While the banana bread baked, I was getting our actual dinner made, and then I didn't get any pictures of the final product. That's OK because the end result was...subpar. I insisted on including some leftover 10-grain cereal in the bread, we didn't have yogurt so we made buttermilk with regular milk and vinegar and then it baked a little too long, so the bread turned out a bit wet and dense in the middle and tough on the outside. I've had great success with this recipe before, though, so I think if you just follow the recipe and don't mess with it or let it bake 20 minutes too long, you'll end up with something better than I did!
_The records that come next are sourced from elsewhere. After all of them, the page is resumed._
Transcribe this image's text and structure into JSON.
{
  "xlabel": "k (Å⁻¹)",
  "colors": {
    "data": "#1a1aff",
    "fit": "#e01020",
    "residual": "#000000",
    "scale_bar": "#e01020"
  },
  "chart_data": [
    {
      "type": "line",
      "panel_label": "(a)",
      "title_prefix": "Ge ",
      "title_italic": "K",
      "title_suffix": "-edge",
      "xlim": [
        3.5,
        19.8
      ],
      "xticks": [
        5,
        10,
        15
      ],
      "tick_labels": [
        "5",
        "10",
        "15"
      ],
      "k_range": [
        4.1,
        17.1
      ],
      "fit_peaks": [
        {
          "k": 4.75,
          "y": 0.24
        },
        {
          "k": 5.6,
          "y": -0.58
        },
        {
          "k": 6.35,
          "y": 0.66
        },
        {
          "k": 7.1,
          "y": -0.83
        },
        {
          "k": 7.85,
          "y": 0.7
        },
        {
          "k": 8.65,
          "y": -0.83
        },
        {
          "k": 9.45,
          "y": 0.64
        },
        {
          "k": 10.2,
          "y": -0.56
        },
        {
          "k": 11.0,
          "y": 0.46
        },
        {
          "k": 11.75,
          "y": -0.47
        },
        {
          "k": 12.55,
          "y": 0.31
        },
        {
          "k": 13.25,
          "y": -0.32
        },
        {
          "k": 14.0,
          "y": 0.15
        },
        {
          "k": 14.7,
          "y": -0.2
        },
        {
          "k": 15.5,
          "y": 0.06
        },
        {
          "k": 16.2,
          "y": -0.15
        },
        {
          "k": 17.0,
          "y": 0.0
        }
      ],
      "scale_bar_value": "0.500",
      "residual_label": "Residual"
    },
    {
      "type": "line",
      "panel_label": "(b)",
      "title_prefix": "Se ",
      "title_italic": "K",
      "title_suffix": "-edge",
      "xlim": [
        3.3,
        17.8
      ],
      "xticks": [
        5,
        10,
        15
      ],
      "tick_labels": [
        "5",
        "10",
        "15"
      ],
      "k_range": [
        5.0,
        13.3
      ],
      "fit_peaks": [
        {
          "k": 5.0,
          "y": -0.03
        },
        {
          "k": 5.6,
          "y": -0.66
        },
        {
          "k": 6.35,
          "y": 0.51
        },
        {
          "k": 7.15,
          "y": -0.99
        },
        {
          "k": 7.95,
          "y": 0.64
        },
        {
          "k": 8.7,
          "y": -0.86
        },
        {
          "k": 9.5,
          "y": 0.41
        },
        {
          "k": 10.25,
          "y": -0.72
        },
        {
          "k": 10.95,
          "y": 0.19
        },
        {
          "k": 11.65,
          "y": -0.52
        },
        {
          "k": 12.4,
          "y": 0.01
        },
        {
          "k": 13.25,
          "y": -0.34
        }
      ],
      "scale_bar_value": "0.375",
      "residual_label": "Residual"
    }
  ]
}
Banana Bread (from the King Arthur Flour Baking Book)


  • 2 large eggs
  • 1 cup sugar
  • 1/3 cup vegetable oil
  • 1 cup mashed banana (2-3 large, very ripe bananas)
  • 2 tsp vanilla extract
  • 1 tsp baking soda
  • 1 tsp baking powder
  • 1 tsp salt
  • 1 tsp cinnamon
  • 1/2 tsp nutmeg
  • 2 and 2/3 cups unbleached all-purpose flour
  • 1 cup yogurt, buttermilk, or sour cream
  • 1 cup chopped walnuts (optional)
  1. Preheat the oven to 350.
  2. In a medium-sized bowl, mix eggs, sugar and oil. 
  3. Blend in the mashed bananas and vanilla.
  4. Whisk together dry ingredients, then sift them so they are very, very well-mixed.
  5. Add dry ingredients all at once to banana mixture and stir just until combined. You don't want to overdo this part.
  6. Pour batter into a greased and floured 9x5 bread pan (we used two slightly smaller ones, actually, because this is a large recipe)
  7. Bake for about one hour, or until a tester comes out clean.



2 comments:

Anonymous said...

Sub par is a nice descriptive definition for it.

Oma

Anonymous said...

Strike one for the banana bread: bananas. I don't like them.

It is like a small or miniature chef's knife, but Henckles calls it the "ultimate utility knife" which might be a stretch. It is a nice size between a chef's knife and a paring knife and the handle is "raised' to keep the hand above the cutting board.

In most cases I personally don't like a serrated knife, but sometimes a bread knife is nice, especially if with a tough crust.